Iraq's parliament
approved a law on Saturday that will transform Popular Mobilisation forces, a
mostly Iranian-backed coalition of Shi'ite militias that played a role in
fighting Islamic State, into a legal and separate military corps.
Disagreements over
the paramilitary units are complicating efforts to pull Iraq together as forces
battle to defeat Islamic State, the ultra-hardline Sunni group that overran a
third of the country in 2014, proclaiming a "caliphate" that spans
parts of Syria.
All the Shi'ite
blocks in parliament voted for the bill in a session boycotted by lawmakers
from the Sunni minority who object to the existence of armed forces outside the
army and police.
Popular
Mobilisation, or Hashid Shaabi in Arabic, was accused of abuses against Sunni
civilians in towns and villages retaken from Islamic State, according to
international human rights groups and the U.N. Human Rights Commissioner.
"I don't
understand why we need to have an alternative force to the army and the
police," said Sunni member of parliament (MP) Raad al-Dahlaki. "As it
stands now, it would constitute something that looks like Iran's Revolutionary
Guard," he added.
Iraqi forces started
an offensive on Oct. 17 to capture Mosul, Islamic State's last major city
stronghold in Iraq, with air and ground support from a U.S.-led coalition.

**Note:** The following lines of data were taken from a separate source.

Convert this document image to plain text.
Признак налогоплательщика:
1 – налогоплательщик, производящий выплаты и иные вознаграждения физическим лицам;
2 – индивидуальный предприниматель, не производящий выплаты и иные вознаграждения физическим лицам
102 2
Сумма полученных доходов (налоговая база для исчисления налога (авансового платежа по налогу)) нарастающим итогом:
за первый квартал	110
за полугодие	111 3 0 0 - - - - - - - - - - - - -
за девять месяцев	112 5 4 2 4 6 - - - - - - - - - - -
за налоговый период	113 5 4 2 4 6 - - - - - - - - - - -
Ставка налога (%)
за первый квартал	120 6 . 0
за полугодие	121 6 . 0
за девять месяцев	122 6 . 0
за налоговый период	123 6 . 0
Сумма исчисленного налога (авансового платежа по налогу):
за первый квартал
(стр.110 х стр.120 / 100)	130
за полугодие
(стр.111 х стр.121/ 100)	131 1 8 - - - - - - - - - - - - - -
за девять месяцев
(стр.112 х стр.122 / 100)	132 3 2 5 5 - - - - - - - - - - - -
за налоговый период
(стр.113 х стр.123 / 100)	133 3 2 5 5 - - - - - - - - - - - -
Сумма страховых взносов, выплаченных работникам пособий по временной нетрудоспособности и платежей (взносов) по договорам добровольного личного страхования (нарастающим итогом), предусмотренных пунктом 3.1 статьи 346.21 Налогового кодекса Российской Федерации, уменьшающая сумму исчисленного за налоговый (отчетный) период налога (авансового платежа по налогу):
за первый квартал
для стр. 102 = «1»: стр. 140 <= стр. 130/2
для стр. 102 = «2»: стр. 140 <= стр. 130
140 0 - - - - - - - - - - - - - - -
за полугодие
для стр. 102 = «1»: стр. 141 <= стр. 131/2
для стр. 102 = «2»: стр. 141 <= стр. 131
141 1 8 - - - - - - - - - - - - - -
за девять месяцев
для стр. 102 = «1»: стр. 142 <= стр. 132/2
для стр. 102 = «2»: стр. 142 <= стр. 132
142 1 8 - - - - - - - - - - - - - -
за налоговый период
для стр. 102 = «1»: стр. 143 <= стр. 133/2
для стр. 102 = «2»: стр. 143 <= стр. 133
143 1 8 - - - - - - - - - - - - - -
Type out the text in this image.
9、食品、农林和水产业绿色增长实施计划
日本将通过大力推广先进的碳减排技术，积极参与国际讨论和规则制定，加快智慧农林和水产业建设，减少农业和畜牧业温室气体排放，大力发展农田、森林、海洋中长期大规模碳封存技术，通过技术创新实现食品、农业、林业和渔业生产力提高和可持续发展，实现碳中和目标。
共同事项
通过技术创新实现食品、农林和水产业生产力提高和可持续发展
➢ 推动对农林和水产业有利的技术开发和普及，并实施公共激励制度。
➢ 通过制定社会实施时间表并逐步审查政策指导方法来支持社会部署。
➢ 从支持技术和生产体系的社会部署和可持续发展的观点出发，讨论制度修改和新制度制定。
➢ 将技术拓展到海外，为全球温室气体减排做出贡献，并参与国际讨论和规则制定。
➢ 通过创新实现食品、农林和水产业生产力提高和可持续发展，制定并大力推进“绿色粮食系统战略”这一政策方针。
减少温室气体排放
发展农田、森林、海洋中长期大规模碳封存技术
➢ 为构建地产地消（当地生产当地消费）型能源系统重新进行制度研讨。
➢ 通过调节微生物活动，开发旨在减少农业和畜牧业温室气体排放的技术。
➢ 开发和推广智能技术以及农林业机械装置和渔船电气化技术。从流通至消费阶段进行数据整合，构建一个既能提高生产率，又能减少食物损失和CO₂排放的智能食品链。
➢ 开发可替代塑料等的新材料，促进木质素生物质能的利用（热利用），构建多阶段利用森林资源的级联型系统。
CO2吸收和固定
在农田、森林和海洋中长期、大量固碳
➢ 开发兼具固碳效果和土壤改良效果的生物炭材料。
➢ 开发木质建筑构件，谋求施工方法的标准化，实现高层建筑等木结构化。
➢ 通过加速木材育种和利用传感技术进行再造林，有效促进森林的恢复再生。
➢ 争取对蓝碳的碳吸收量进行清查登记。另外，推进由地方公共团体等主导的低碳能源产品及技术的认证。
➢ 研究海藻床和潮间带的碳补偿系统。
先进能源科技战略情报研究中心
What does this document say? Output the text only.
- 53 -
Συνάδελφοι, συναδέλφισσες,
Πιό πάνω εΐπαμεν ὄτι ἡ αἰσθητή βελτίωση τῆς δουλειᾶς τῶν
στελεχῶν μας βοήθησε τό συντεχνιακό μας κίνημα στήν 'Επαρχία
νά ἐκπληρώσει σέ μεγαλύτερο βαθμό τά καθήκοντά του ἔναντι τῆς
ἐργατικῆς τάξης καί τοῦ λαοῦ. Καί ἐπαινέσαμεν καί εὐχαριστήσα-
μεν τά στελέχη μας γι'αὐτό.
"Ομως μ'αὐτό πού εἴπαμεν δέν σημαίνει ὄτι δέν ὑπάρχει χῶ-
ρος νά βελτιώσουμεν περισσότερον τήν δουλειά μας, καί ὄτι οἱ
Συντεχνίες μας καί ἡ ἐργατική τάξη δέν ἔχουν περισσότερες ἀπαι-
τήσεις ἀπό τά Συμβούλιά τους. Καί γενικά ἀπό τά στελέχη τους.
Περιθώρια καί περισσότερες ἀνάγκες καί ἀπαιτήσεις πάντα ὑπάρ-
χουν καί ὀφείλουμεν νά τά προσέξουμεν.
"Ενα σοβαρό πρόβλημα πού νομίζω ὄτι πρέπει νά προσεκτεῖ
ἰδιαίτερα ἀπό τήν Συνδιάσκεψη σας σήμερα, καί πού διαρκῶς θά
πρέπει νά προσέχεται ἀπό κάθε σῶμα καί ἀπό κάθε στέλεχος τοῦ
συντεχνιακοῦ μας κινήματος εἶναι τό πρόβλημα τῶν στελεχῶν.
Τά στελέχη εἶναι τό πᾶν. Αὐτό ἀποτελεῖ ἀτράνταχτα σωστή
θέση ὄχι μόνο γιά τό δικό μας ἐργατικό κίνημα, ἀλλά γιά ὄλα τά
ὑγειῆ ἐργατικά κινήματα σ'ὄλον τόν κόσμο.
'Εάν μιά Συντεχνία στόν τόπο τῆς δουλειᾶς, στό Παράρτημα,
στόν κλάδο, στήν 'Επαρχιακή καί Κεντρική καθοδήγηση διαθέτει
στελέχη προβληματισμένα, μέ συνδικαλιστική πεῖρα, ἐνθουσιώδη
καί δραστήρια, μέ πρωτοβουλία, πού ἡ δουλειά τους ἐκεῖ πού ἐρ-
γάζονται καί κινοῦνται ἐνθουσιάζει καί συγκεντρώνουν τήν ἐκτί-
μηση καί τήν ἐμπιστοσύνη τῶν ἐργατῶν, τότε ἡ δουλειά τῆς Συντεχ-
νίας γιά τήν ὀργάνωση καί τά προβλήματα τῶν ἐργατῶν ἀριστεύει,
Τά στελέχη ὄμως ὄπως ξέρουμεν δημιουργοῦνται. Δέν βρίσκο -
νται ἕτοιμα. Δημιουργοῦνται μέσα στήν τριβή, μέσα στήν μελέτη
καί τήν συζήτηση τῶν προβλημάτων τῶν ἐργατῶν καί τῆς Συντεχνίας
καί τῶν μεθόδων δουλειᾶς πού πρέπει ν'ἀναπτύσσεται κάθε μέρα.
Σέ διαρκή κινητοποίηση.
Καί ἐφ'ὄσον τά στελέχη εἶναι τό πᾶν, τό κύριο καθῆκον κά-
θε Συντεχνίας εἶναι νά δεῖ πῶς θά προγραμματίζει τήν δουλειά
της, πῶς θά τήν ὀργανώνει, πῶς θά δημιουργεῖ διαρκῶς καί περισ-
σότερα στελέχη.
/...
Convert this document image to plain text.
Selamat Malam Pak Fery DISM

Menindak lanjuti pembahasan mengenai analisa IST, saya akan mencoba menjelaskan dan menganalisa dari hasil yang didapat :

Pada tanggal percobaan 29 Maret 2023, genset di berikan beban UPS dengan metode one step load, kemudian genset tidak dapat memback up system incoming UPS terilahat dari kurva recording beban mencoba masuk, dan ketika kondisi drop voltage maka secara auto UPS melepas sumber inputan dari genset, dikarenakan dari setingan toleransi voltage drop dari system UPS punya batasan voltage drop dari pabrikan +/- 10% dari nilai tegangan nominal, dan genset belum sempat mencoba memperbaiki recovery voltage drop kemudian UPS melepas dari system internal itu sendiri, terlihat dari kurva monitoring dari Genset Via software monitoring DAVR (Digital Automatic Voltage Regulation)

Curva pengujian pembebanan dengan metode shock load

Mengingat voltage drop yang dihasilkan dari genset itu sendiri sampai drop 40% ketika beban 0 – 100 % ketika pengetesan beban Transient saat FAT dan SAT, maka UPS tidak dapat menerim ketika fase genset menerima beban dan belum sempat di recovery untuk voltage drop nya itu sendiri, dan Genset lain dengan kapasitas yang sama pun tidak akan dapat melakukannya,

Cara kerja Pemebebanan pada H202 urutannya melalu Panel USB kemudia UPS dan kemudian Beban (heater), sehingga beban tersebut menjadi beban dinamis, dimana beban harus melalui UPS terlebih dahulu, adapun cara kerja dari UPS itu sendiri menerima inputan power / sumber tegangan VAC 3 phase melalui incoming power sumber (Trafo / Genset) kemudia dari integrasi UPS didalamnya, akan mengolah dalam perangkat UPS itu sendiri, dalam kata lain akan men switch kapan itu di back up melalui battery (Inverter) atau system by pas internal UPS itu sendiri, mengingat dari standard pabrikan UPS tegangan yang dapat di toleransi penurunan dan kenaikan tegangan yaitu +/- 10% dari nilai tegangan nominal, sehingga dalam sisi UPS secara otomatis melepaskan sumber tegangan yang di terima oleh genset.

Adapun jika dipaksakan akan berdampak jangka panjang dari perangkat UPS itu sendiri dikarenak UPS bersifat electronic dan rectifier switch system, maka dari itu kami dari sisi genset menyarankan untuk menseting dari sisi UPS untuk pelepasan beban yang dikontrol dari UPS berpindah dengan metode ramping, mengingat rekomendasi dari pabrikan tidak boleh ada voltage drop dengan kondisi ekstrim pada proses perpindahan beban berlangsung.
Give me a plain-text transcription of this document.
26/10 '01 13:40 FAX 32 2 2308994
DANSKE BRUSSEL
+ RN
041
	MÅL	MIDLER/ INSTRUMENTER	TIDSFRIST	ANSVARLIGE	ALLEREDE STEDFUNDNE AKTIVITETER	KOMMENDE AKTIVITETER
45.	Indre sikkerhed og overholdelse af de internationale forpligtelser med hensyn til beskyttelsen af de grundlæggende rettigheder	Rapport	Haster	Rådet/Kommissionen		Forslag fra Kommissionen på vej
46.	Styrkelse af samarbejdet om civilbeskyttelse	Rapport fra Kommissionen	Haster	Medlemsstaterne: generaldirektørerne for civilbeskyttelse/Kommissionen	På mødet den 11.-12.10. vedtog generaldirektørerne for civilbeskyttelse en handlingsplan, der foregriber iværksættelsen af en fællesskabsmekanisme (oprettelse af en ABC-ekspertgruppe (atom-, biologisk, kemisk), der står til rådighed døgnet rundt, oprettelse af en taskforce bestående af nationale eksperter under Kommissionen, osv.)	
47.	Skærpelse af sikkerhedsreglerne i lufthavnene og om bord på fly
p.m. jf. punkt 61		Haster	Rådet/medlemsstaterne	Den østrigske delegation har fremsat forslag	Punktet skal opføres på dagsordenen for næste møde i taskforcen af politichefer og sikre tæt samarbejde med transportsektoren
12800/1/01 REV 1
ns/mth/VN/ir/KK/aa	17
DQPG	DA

Kurdish and Popular Mobilisation forces are supporting the offensive.
The law does not say
how many fighters will be incorporated under the legalized Popular Mobilisation
corps, which currently claims to have more than 110,000 fighters, or define the
breakdown between members from the different communities.
The government says
between 25,000 and 30,000 members of the Hashid are Sunni tribal fighters and
nearly all the rest are Shi'ites, with a few Yazidi and Christian units.
The Kurds have their
own military force, called Peshmerga, deployed in the Kurdish autonomous area
in northern Iraq.
The law provides for
Popular Mobilisation to report directly to the prime minister, who is a Shi'ite
under Iraq's governing system that split top state positions between the
different communities after the 2003 fall of Saddam Hussein.
The army reports to
the defense minister, who is traditionally a Sunni, although the position has
been vacant since the sacking by parliament of Khaled al-Obeidi in August.